8:29 p.m. ET: Behold, the wisdom of Scott Stapp! After taking his bread from the truck, Jesus passed it out to his friends in the famous Last Supper, telling them to eat it as his flesh, drink their wine as his blood and remember him whenever they did so in the future. Then he went into a decently moving rendition of Creed’s “With Arms Wide Open.” Modern-day Jesus is full of surprises, huh?
8:26 p.m. ET: It was a strange sight to see Jesus ordering from a food truck, but that’s what happened next because this whole musical was set in the present day!

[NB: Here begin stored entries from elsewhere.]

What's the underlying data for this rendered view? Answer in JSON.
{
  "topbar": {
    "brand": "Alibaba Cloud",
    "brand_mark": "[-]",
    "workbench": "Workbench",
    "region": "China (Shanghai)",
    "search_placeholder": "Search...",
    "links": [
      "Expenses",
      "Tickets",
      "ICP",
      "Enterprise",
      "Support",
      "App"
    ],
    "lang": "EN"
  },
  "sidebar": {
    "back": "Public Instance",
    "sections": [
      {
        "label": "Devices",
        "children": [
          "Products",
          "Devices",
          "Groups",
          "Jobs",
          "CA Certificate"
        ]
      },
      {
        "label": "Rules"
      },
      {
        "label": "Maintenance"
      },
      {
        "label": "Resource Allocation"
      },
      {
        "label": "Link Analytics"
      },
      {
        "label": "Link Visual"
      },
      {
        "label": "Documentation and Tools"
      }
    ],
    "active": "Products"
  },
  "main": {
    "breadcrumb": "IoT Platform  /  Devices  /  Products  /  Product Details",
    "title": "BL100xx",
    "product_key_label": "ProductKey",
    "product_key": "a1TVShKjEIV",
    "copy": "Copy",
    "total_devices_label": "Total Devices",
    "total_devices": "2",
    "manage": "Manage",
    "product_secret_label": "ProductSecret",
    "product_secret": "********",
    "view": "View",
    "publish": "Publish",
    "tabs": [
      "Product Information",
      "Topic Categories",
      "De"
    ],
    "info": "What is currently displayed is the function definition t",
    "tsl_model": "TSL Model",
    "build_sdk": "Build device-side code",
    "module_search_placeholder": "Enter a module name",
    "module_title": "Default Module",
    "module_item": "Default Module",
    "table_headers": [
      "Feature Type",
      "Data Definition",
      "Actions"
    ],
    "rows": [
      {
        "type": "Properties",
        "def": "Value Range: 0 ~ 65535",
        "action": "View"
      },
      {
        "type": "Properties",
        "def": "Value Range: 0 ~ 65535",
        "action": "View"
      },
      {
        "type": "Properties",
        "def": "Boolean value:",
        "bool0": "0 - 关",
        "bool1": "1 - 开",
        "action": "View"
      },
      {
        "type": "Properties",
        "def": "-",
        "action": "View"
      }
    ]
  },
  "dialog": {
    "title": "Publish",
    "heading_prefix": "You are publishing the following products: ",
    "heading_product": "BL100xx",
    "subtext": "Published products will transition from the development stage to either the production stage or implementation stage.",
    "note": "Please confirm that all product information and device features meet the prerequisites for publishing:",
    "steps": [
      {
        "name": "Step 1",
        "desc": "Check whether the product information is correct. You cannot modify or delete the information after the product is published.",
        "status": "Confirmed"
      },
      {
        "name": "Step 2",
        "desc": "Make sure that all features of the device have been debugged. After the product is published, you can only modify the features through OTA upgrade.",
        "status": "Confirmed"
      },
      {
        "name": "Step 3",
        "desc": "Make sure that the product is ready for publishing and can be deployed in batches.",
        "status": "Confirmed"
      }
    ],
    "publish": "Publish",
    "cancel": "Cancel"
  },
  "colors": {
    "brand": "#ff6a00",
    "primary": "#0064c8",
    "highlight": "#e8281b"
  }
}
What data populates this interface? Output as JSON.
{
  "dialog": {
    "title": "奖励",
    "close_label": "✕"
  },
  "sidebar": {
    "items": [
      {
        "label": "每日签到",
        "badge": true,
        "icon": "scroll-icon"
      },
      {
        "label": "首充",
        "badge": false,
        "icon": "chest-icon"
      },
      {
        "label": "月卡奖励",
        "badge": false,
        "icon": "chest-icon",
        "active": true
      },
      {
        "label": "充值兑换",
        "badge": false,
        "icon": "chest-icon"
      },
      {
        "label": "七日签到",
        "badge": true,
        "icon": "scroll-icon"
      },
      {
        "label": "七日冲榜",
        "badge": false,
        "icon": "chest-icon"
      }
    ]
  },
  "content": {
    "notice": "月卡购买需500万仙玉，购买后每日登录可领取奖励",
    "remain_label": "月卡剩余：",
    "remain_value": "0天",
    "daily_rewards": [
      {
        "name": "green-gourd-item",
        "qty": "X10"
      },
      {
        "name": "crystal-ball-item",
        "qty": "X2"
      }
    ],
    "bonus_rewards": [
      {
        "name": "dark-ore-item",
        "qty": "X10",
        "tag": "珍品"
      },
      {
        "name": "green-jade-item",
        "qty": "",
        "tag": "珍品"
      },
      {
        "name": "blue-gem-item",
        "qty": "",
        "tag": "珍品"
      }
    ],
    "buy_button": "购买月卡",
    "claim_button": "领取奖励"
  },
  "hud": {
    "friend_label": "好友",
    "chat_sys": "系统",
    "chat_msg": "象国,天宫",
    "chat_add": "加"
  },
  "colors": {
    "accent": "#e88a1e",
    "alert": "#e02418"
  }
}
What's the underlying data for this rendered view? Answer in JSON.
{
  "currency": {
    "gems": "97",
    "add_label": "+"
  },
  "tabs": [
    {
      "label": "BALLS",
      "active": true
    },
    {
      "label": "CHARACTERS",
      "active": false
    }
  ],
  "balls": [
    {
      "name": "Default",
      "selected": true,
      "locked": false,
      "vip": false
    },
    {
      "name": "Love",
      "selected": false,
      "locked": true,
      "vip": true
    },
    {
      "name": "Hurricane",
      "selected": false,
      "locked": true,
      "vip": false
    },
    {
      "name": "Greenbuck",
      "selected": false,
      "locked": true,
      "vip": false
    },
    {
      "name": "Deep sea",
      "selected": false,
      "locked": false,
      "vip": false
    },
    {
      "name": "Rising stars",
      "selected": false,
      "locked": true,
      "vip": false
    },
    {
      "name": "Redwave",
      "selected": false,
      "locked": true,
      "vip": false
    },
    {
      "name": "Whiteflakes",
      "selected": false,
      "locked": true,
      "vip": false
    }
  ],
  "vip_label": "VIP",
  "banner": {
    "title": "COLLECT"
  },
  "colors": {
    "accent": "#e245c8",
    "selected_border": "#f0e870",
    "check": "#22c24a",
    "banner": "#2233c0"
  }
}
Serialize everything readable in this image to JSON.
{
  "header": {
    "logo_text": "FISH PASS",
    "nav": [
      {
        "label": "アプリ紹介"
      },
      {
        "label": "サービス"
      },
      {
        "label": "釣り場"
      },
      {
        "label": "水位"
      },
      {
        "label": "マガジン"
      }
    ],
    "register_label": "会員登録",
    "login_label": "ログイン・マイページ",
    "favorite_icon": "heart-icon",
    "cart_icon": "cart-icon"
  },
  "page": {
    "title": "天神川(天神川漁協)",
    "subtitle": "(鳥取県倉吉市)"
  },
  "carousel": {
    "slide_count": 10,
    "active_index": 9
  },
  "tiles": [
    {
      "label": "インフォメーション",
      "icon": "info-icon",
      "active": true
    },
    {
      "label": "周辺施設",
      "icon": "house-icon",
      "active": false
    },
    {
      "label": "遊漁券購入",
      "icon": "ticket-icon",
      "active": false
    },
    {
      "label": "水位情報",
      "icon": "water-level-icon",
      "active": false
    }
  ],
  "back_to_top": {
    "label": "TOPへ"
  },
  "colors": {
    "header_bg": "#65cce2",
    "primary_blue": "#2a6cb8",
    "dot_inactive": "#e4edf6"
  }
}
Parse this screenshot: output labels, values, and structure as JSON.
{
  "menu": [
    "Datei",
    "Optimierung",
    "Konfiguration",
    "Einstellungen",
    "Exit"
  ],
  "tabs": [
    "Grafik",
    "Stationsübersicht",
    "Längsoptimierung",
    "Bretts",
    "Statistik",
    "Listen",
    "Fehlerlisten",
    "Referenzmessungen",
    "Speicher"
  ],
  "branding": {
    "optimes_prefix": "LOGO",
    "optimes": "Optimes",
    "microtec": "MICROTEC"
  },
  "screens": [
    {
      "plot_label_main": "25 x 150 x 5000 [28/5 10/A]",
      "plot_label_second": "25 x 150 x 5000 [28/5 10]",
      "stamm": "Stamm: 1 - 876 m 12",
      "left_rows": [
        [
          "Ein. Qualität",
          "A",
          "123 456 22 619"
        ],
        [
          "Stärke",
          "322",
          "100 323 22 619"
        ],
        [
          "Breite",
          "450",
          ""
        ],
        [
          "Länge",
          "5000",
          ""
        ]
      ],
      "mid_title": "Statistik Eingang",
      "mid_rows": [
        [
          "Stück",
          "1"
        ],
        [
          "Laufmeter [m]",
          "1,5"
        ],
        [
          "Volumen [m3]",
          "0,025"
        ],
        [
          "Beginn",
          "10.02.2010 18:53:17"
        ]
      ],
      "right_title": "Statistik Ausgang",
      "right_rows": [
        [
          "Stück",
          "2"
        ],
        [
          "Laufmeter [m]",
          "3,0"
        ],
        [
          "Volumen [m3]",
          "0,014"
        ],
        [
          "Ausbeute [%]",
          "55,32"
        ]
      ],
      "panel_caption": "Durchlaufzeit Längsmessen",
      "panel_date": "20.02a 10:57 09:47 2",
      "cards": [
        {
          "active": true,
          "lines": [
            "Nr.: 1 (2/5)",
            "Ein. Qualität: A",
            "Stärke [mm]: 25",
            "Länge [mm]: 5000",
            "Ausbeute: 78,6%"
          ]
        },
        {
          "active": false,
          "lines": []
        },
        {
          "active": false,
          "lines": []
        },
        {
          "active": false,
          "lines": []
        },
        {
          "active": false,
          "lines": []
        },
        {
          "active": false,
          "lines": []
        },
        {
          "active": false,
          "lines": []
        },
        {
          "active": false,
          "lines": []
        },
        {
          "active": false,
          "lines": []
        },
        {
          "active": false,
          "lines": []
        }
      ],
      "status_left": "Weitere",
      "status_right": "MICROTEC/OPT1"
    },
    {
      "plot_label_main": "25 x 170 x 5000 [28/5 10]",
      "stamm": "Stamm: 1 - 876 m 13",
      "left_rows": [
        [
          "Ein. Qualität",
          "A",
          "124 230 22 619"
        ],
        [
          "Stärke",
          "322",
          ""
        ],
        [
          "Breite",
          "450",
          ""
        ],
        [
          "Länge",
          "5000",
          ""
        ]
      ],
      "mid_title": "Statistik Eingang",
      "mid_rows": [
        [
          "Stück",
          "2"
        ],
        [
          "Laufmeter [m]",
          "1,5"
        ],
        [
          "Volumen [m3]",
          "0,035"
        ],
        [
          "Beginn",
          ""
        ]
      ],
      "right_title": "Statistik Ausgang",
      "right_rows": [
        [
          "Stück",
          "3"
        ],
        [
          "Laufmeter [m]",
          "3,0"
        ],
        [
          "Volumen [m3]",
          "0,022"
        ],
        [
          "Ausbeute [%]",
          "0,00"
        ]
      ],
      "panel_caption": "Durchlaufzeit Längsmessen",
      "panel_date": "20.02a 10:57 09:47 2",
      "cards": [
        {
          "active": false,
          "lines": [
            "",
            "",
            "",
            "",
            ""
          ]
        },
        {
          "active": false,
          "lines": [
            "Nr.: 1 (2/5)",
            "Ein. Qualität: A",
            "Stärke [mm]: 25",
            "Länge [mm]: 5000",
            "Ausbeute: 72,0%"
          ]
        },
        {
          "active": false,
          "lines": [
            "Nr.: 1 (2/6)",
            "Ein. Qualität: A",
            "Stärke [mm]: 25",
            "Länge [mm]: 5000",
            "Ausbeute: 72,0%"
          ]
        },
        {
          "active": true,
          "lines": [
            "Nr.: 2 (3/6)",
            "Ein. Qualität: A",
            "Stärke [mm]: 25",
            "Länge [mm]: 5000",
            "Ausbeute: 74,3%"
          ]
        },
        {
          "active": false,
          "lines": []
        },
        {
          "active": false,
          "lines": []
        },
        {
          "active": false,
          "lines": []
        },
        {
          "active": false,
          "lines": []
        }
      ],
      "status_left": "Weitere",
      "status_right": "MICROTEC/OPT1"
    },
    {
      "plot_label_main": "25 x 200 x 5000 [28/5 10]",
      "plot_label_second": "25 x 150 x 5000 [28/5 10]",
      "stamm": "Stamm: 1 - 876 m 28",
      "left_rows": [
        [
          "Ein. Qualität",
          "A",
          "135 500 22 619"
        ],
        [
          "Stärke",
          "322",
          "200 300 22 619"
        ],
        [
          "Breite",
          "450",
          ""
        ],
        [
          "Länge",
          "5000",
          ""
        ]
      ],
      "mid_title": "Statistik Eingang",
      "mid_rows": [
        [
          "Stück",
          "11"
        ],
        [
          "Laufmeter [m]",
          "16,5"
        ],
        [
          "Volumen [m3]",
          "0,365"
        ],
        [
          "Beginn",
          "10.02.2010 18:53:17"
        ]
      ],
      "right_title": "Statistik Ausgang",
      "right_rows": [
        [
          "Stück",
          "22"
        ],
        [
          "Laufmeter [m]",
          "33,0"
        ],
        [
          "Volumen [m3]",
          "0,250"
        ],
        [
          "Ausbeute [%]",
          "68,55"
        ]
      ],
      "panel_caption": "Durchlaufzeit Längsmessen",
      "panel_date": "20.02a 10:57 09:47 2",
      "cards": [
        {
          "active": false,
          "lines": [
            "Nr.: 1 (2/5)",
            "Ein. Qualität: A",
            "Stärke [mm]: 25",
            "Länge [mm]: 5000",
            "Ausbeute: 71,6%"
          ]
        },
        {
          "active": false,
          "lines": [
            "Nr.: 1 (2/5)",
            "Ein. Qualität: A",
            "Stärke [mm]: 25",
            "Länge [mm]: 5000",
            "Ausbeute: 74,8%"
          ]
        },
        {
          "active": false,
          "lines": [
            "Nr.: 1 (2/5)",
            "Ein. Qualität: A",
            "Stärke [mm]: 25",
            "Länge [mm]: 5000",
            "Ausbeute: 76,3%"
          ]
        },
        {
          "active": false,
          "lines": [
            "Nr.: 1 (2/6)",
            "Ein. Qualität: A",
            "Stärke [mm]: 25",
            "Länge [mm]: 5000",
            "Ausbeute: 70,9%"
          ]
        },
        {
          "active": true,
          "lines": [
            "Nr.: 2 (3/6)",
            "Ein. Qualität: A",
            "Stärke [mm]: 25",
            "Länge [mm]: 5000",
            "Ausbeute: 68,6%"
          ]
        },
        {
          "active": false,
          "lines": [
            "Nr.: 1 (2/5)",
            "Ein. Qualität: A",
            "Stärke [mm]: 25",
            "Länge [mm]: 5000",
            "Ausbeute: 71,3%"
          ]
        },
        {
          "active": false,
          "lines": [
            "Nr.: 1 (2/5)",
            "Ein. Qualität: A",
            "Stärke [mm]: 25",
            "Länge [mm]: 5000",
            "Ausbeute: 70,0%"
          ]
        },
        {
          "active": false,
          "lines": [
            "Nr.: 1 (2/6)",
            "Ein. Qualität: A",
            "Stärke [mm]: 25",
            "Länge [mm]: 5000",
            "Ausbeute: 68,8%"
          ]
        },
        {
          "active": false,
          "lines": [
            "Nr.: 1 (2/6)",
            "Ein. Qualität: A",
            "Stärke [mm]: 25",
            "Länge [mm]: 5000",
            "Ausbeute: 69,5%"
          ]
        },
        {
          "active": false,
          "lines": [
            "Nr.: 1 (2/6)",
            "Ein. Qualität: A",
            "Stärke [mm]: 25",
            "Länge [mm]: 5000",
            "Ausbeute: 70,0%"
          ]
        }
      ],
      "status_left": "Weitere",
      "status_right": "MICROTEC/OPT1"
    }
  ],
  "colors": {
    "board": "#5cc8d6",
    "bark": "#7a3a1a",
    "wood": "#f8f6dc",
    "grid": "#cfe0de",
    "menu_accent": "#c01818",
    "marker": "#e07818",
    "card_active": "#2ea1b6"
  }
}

8:21 p.m. ET: Audience interaction! One of the coolest things about this production was the way that the individuals carrying the cross through New Orleans were pulled aside and interviewed. They were asked why they volunteered to help out and gave touching answers. The first to be interviewed was a man named Archer, who spoke about the cross as a symbol of hope in the post-Katrina city.
8:18 p.m. ET: Jesus asked his disciples what the word on the street was about him. All of them relayed suggestions they’d heard, but only Peter (Prince Royce) correctly identified Jesus as the Son of God, causing Jesus to call him “a rock.” (The dialogue was written by Peter Barsocchini, who did script work on High School Musical, but he adapted it all straight from the Bible itself!) After that, Jesus sang “Home” to Peter. The original singer, Phillip Phillips, is an American Idol alum, just like tonight’s Judas, Chris Daughtry.
8:14 p.m. ET: “Something special is in the air as New Orleans becomes our Jerusalem,” Tyler Perry said by way of explaining why he selected his hometown as the backdrop of the story. Then, Jesus (Jencarlos Canela) began singing, “Love Can Move Mountains.” He was soon joined by the entire cast for a killer opening ensemble number.
8:11 p.m ET: After the song was over, Perry explained that a procession of hundreds would be taking a gigantic, lighted cross from the Superdome to Woldenberg Park, the place from which he was narrating and the choir was singing. He introduced all of the members of the cast, ending with Trisha Yearwood, who plays Mary, Jesus' mother.
Dressed in a gorgeous blue gown, Yearwood sang Whitney Houston's “My Love is Your Love.” The camera panned over the crowd, and everyone was smiling, dancing and singing with her.
8:06 p.m. ET: Narrator Tyler Perry opened the musical with this: “It’s a story about friendship, betrayal, faith and forgiveness, right?” he asked. “Ultimately, The Passion is about the power of love,” he said as he introduced Yolanda Adams to sing “When Love Takes Over.” In a sparkly wrap dress, she killed the song as a gospel choir backed her up, and crowds gathered in the streets of New Orleans to dance and clap along. Off to a great start!
8 p.m. ET: The greatest story ever told — with pop songs! Fox's latest live musical production, The Passion, is set to offer a present-day retelling of the end of Jesus' life, and Us Weekly is live-blogging the Palm Sunday event for an up-to-the-minute recap on Sunday, March 20. Keep refreshing this post throughout the event for live updates.
Tell Us: What did you think of The Passion?
The Passion aired live on Fox on Sunday, March 20, at 8 p.m. ET.